PARKERSBURG, W.Va. – The city of Parkersburg wasn’t the original name for the city when it formed. Originally it was named Newport in the late 18th century following the American Revolutionary War.
The city is rich in historical significance. Parkersburg served as a transportation and medical center for union forces during the Civil War, and developed further into the transportation hub during the oil and gas boom.
One stop you’ll find more about is Parkersburg’s Oil and Gas Museum. More than 20,000 square feet of exhibits tell the tales of the people and events that created the boomtowns of Burning Springs, Volcano, Petroleum and many others. Not to mention the story of West Virginia’s statehood.

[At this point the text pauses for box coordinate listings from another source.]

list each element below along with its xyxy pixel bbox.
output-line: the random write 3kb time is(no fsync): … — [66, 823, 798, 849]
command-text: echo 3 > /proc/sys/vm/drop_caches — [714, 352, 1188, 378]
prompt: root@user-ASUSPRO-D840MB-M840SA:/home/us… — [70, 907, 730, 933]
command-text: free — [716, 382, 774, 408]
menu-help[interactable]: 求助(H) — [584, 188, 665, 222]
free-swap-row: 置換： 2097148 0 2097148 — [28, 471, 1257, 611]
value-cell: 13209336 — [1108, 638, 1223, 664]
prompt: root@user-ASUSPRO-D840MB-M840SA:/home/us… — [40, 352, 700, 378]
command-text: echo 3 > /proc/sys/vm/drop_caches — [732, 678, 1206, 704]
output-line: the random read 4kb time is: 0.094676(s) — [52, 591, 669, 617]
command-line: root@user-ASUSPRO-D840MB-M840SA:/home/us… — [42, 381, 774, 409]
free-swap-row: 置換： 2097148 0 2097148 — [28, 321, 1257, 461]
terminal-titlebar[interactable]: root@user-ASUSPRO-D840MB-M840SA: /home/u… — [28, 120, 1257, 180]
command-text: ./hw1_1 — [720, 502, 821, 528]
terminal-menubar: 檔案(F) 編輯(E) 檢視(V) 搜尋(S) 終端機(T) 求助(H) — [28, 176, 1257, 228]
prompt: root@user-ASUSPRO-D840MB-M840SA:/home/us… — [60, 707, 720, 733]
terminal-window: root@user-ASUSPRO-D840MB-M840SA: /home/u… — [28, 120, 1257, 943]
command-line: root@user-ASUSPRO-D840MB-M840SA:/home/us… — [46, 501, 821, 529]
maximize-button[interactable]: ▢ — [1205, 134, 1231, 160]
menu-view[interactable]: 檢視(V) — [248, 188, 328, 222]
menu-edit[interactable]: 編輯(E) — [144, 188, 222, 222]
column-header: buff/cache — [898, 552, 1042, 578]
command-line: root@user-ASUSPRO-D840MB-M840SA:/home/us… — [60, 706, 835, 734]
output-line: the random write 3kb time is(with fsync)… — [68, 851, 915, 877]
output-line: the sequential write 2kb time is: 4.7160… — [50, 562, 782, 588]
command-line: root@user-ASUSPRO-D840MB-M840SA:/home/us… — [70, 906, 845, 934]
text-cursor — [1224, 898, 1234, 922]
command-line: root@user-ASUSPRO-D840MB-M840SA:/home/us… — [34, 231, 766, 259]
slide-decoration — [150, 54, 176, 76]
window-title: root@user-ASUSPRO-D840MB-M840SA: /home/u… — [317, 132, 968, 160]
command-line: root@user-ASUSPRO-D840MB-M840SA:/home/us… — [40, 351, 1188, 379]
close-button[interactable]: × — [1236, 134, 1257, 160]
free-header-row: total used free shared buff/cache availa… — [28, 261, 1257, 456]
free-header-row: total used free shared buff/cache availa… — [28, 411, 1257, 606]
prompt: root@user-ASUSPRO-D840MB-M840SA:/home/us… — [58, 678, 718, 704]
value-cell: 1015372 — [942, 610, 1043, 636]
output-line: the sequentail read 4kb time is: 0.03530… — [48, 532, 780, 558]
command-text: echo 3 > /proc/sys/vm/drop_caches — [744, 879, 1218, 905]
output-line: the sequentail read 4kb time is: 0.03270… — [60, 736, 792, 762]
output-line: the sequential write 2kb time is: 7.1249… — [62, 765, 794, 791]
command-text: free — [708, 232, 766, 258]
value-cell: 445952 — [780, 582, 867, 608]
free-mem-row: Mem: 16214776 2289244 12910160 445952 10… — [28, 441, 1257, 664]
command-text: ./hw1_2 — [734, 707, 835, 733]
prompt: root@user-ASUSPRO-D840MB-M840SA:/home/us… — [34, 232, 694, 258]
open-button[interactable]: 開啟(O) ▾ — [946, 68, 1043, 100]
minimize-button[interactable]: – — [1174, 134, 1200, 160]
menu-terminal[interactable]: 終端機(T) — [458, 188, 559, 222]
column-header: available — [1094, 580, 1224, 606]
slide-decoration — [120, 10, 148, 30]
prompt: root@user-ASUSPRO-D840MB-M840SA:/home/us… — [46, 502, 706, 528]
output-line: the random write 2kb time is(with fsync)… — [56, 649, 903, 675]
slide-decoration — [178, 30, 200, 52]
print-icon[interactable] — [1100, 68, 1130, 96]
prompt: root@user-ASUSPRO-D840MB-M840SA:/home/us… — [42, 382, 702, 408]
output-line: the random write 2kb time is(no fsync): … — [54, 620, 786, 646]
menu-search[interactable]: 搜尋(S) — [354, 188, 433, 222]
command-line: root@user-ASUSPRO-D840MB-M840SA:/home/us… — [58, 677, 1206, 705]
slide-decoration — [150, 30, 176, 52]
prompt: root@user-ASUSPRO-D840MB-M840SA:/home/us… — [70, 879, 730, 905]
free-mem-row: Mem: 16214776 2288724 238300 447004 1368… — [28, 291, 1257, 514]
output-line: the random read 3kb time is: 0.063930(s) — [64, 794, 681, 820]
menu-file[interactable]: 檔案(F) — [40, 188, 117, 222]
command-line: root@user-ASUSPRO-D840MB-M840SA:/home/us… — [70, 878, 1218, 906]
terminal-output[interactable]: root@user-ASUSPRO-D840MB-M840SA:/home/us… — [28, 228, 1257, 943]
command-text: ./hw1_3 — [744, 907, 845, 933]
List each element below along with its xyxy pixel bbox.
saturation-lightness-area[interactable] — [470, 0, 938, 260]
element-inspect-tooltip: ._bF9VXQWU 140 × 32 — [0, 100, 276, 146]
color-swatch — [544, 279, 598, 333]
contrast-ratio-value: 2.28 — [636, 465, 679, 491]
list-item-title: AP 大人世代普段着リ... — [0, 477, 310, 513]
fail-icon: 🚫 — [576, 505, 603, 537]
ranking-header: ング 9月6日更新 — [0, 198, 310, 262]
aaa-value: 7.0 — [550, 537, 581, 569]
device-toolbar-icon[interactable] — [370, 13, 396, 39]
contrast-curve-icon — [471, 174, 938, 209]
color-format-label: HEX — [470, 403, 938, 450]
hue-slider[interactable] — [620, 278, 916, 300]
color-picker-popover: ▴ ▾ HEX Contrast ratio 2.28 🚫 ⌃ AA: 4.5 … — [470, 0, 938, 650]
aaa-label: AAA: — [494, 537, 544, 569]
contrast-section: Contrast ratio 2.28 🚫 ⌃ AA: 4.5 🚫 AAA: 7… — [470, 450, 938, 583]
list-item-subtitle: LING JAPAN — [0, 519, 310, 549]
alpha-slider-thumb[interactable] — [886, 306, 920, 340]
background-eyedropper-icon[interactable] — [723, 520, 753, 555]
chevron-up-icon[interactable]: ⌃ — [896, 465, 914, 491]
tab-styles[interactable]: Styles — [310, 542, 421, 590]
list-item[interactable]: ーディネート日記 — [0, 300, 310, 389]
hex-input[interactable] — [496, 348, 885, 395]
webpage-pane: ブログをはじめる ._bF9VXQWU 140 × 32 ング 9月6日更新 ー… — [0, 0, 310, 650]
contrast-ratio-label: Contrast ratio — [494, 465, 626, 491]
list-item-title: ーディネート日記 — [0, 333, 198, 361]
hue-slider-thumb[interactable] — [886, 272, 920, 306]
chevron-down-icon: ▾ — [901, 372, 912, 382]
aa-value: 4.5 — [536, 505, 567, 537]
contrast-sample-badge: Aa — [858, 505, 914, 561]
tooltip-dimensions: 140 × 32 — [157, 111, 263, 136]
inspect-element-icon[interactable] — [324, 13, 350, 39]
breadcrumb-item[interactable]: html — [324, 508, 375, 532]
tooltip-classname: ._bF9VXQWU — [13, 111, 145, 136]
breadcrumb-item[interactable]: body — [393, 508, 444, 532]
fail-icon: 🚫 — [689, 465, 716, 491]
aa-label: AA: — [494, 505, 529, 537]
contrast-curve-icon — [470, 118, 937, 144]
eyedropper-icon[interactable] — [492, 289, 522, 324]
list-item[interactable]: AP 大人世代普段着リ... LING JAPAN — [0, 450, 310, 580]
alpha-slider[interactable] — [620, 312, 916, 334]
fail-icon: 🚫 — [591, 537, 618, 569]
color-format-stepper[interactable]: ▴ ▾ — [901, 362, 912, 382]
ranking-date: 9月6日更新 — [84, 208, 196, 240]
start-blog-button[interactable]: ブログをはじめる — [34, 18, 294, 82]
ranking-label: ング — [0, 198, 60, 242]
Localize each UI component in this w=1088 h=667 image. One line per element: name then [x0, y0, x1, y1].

“A lot of the artifacts, equipment that was used going back into the 1800s of oil equipment that was used,” said Larry Wiseman. “What they were looking for was a cheaper way of making kerosene. Kerosene at that time was made from coal. I don’t know if you heard the term ‘coal oil’ well that’s simply kerosene that you get from coal,”
“We just try to promote the history and what they’re doing today, and little do people realize the oilmen was the driving force behind the formation of the state of West Virginia,” Wiseman said.

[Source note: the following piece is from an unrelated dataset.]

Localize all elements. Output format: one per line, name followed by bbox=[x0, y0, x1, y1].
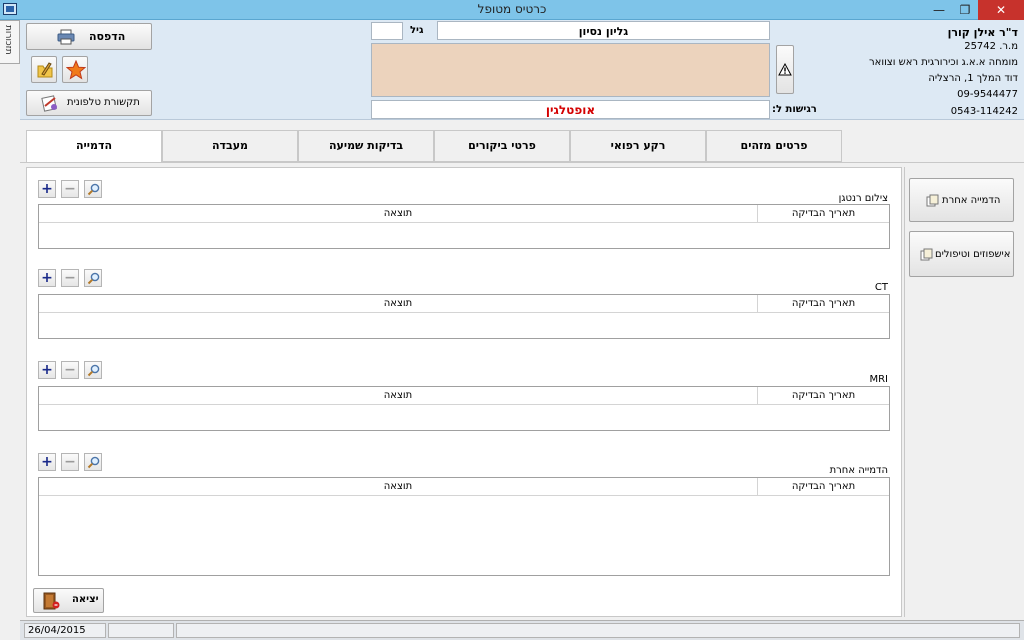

Parkersburg also offers more stops. There’s the Smoot Theatre, a distinguished center for the peforming arts. The Smoot Theatre opened her doors for Vaudeville, and captivated history spanning three quarters of a century. Blennerhassett Hotel, if you need stay overnight strives to maintain a seamless fusion of past, present, and future.

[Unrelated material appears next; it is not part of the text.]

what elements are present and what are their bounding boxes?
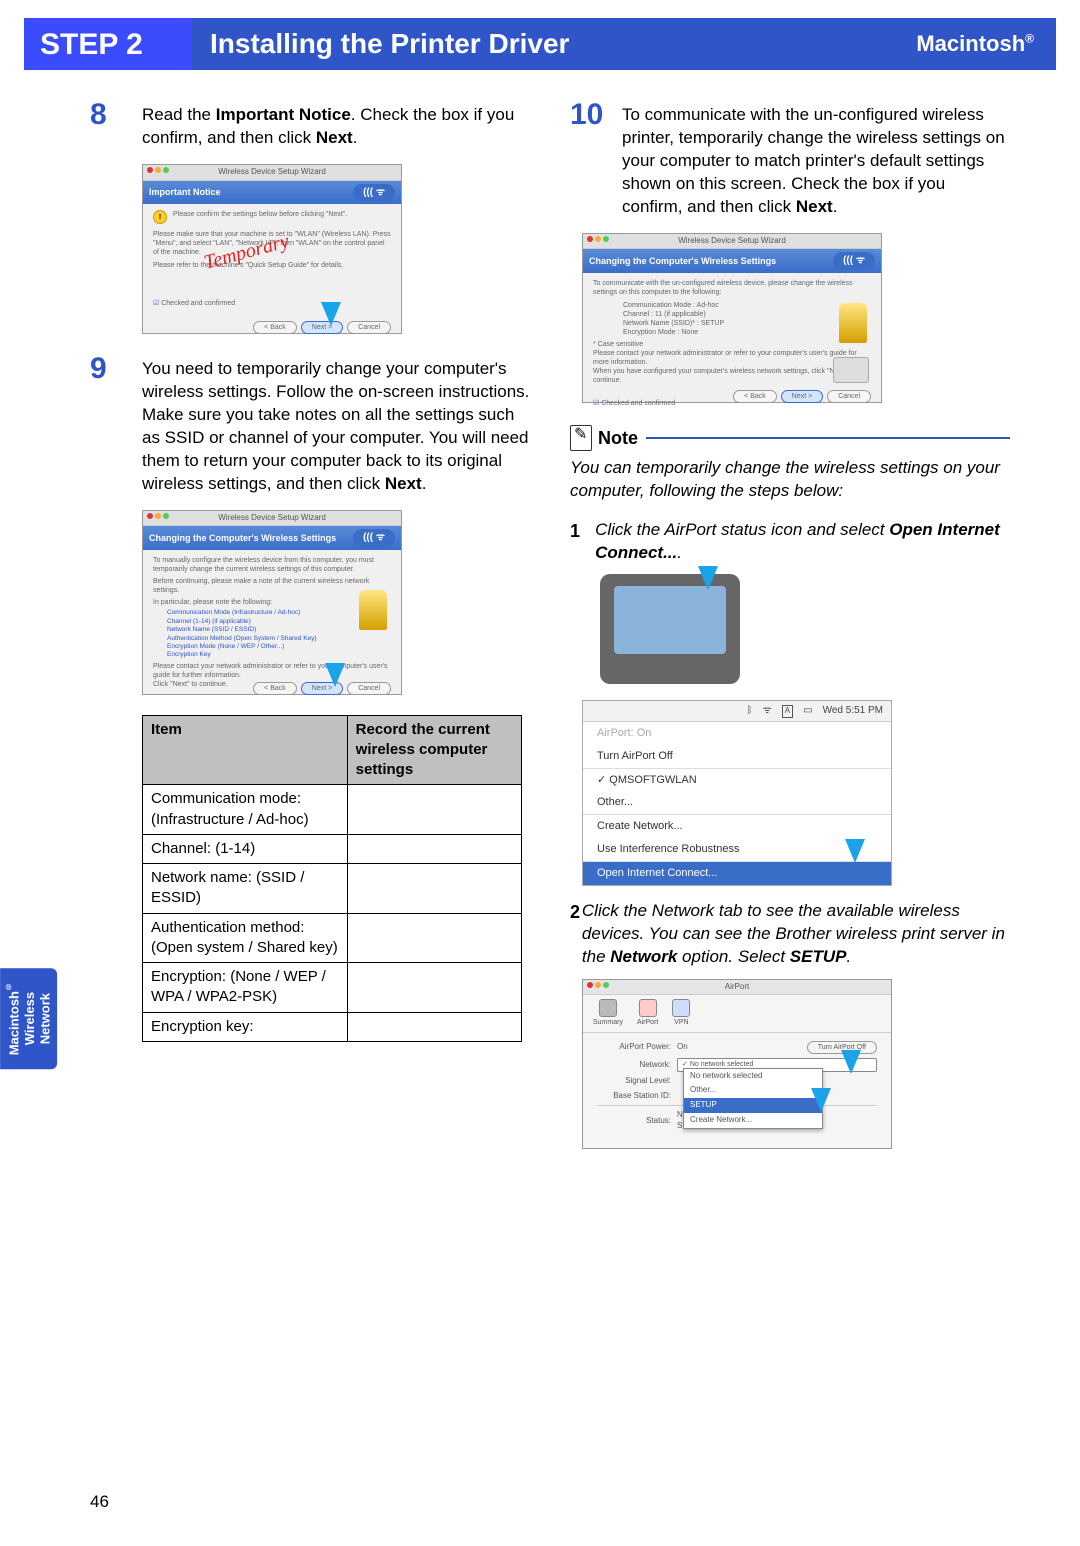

Fort Boreman Park overlooks the city of Parkersburg. Fort Boreman was a defensive structure named in honor of the state’s first governor, and it was never attacked. The park features picnic shelters and tables, a nature trail and great views of the Ohio River, the city of Parkersburg, and Blennerhassett Island Historical State Park.
Julia-Ann Square Historic District is a community of approximately 126 homes surrounded by the city of Parkersburg. It includes some of the finest examples of Victorian architecture in the state. The majority of the district’s structures date from 1850 to 1910.